NPR and the Power of Narrative

Bill Evans head shot

“Most of the government is shut down.”  So we repeatedly hear from mainstream news outlets like National Public Radio (NPR), as they continue to hammer the narrative that American wellbeing and the interests of the common person are threatened by a small group of selfish “Tea Party extremists” who have seized control of the Republican Party in order to subvert the Constitution and representative democracy.

Of course, the reality is that the facts don’t support this narrative.  According to informed estimates, 83 percent of the government continues to operate.  And this, in turn, explains why lots of Americans don’t seem particularly worried, despite mainstream media efforts to portray the situation as apocalyptic or worse.

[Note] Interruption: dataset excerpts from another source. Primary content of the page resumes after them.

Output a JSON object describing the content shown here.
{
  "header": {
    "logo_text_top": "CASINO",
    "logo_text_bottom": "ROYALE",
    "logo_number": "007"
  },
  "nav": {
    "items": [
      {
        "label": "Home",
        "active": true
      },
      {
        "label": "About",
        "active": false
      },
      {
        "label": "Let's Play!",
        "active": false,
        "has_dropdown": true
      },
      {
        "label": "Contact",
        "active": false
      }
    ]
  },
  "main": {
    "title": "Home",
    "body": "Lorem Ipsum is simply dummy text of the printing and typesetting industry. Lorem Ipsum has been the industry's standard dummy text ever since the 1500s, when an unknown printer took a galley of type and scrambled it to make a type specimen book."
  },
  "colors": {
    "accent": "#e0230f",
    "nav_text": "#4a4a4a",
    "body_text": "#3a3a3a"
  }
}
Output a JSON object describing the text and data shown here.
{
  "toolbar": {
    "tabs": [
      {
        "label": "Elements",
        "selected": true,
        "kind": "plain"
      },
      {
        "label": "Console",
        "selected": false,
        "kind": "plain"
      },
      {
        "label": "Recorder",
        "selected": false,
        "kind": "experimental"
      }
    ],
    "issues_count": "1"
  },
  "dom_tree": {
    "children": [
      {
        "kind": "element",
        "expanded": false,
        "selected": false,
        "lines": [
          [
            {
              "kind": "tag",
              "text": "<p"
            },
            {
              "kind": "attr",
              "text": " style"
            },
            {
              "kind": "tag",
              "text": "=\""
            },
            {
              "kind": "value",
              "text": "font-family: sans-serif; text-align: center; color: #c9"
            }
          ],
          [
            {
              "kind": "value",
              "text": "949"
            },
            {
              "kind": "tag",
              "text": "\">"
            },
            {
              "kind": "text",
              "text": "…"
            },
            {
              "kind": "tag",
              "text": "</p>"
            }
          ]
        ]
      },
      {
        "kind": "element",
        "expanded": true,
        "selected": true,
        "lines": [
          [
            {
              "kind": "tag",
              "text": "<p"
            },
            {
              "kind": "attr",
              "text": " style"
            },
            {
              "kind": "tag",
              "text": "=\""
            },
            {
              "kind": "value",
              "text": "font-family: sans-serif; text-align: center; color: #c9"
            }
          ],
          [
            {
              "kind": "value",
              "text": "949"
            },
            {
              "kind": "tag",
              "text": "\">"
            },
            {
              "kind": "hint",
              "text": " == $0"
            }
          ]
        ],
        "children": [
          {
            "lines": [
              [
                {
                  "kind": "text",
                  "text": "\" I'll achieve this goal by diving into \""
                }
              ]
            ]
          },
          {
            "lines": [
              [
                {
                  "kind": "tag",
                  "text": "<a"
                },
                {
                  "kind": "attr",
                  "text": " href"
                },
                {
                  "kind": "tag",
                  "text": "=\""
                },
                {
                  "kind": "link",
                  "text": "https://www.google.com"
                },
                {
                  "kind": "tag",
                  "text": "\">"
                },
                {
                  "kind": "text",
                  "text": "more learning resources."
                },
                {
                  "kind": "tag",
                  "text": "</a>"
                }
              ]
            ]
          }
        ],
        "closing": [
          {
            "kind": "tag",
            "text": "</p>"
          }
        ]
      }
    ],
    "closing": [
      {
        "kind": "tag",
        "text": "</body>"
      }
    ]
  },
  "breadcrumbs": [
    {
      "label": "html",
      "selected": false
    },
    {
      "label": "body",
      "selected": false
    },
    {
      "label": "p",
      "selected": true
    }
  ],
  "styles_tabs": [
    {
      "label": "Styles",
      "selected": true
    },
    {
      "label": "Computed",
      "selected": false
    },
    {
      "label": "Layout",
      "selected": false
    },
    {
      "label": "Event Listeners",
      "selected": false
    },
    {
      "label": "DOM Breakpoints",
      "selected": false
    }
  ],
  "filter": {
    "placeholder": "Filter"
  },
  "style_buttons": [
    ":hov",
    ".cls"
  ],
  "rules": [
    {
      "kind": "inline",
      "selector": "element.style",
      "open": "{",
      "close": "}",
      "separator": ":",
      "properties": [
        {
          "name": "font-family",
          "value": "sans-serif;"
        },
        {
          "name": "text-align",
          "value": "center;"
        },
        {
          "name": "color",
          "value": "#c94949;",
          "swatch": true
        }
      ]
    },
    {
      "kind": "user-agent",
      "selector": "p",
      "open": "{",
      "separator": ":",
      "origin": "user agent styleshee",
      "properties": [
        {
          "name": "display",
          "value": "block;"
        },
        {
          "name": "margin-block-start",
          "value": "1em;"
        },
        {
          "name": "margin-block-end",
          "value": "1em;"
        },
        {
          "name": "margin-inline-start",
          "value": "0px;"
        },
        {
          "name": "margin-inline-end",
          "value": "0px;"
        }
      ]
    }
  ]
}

Moreover, the Republican Party is, in fact, a splintered and messy conglomeration of main-street business interests, neo-cons, libertarians, cultural conservatives, religious conservatives, and yes, Tea Party types.  And for the record, despite the whining of the current President, in this instance the government is working exactly as the Founding Fathers envisioned.

But all this inconvenient body of facts is of little consequence, because it’s the narrative that matters.  When large portions of the electorate have not had even the most cursory exposure to civics, American history, and the history of the Western political tradition, the debate is not going to be about facts and principles.  Rather, it’s about constructing a narrative that will motivate people, and often the resulting narrative has no feet on the ground and little contact with reality.  The list of such yarns is lengthy.  Take, for example, the “Republican war on women” from 2012, a tale spun by progressives in order to advance the culture of death and brutality against the unborn that gave us Kermit Gosnell and some of the most permissive abortion laws on the face of the earth.

And if the reader is still doubtful about the argument of this article, consider a recent radio interview by NPR host Rachel Martin with author Stephen Jimenez, himself a homosexual, whose recent The Book of Matt: Hidden Truths About the Murder of Matthew Shepard (Steerforth, 2014) challenges the received narrative that the brutal murder of Shepard in 1998 was a “hate crime” against a gay man.  The significance of this narrative should not be underestimated, for it was reinforced almost immediately by President Clinton and it ultimately contributed a decade later to the passage of the Hate-Crimes Prevention Act.

Jimenez’s detailed research into the case has revealed a story quite different from the progressive canonical narrative of “hate crime.”  In fact, he has uncovered compelling evidence that the motive for the murder was not anti-gay animus but rather methamphetamine drug dealing gone really bad.

But in the interview Martin asked Jimenez the following extraordinarily revealing question: “As a gay man, did you have any concerns that you reporting, that digging into this issue would somehow diminish the power that the Shepard story had, and what it has meant for gay rights in this country.”  In other words, Martin seems to think that the reality that the facts of the case might well undercut the effectiveness of the progressive narrative and the leverage it generates for gay rights is an issue worth talking about.

Jimenez’s answer was commendable.  In essence, he argued, the truth matters:  “Actually, certainly along the way I’ve had those thoughts a number of times. But the stronger impulse, Rachel, was to tell the truth as I discovered it. It felt more important to me to really look at these truths and to provoke a conversation around them.”

Good for Stephen Jimenez!

So the next time you hear NPR journalists talking about how “most of the government is shut down” (when it’s not) don’t be surprised.  And the next time you notice NPR and the rest of the mainstream media studiously ignoring the people whose health insurance costs are skyrocketing because of the now ironically named Affordable Care Act, and at the same time paying no attention to part-time workers whose hours are being cut or who are losing their jobs due to the quite predictable impact of Obama Care (as anybody would have known if they had bothered to read the bill), don’t be surprised.

Remember, it’s all about the narrative.